The report has already provoked criticism from environmentalists, who call it inadequate, as well as from business groups, who say the cost of new testing could put small firms out of business.

But the EU Commission maintains it can reduce risks without endangering jobs in Europe's $360 billion chemicals industry.

``We think we have reached a good, balanced answer,'' Environment Commissioner Margot Wallstrom said after the full Commission approved the report.

The proposals will be assessed, and likely modified, by the 15 EU governments and the European Parliament over the coming months before a final directive is enacted.

Wallstrom said the EU wants to have the ``high-volume and most hazardous'' chemicals evaluated by 2005, with all the rest registered by 2012.

Little is known about the impact on human health of about 30,000 widely used chemicals because they were classified as ``existing substances'' when the current European regulations were adopted in 1981, according to the report.

The problem is not limited to Europe. Despite information-gathering initiatives recently started in the United States and Canada, ``not one country has yet been successful in overcoming the huge gap in knowledge of substances,'' the report said.

Continued exposure to ever-more substances has raised concerns about toxic side-effects ranging from cancer to early puberty.

The Commission recently moved to ban a plastic softening agent used in pacifiers and other toys for babies, which some scientists linked to liver, kidney and testicular damage, as well as a flame retardant that was showing up in human breast milk.

The Commission's plan calls for the creation of a database for the more than 100,000 chemicals registered for use in the EU.

Those produced in large volume -- at least 100 tons -- would require further evaluation.
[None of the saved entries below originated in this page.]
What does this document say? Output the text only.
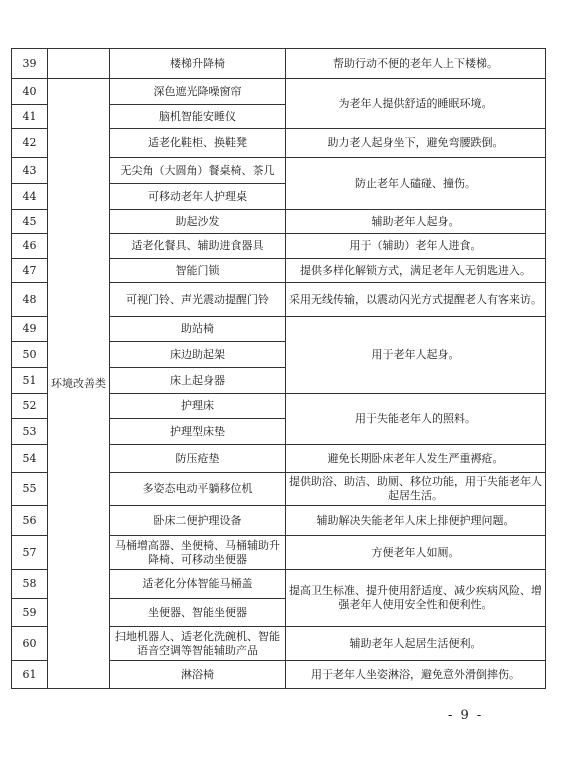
39		楼梯升降椅	帮助行动不便的老年人上下楼梯。
40	环境改善类	深色遮光降噪窗帘	为老年人提供舒适的睡眠环境。
41		脑机智能安睡仪	
42		适老化鞋柜、换鞋凳	助力老人起身坐下，避免弯腰跌倒。
43		无尖角（大圆角）餐桌椅、茶几	防止老年人磕碰、撞伤。
44		可移动老年人护理桌	
45		助起沙发	辅助老年人起身。
46		适老化餐具、辅助进食器具	用于（辅助）老年人进食。
47		智能门锁	提供多样化解锁方式，满足老年人无钥匙进入。
48		可视门铃、声光震动提醒门铃	采用无线传输，以震动闪光方式提醒老人有客来访。
49		助站椅	用于老年人起身。
50		床边助起架	
51		床上起身器	
52		护理床	用于失能老年人的照料。
53		护理型床垫	
54		防压疮垫	避免长期卧床老年人发生严重褥疮。
55		多姿态电动平躺移位机	提供助浴、助洁、助厕、移位功能，用于失能老年人起居生活。
56		卧床二便护理设备	辅助解决失能老年人床上排便护理问题。
57		马桶增高器、坐便椅、马桶辅助升降椅、可移动坐便器	方便老年人如厕。
58		适老化分体智能马桶盖	提高卫生标准、提升使用舒适度、减少疾病风险、增强老年人使用安全性和便利性。
59		坐便器、智能坐便器	
60		扫地机器人、适老化洗碗机、智能语音空调等智能辅助产品	辅助老年人起居生活便利。
61		淋浴椅	用于老年人坐姿淋浴，避免意外滑倒摔伤。
- 9 -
Substances of ``special concern,'' such as those suspected of causing cancer, mutations or reproductive problems, would also be tested.

A key change would move the ``burden of proof'' from regulators to industry. ``It will be on industry to prove their products are safe,'' Wallstrom said.

The proposals have been attacked by environmentalists and consumer groups, who say they do not go far enough in strengthening health and environmental standards.

The Commission itself estimates 80 percent of all substances would require registration only.

Costs for performing entry-level tests on all chemicals marketed in the EU is estimated by the Commission to be $2.9 billion over the next 20 years.

The chemical industry, however, says it will cost up to 10 times that, with as much as a 20-fold increase in chemical prices. That, they argue, would put the European chemical industry -- which employs 1.7 million people -- at a disadvantage with overseas competitors.

Wallstrom conceded that ``we are ahead of some of our competitors,'' but noted the same information-gathering work has been started in the United States, Canada, Japan and at the United Nations and other agencies.

``We are all going in the same direction because we've seen that some of these chemicals cause irreversible damage to the environment and human health,'' she said.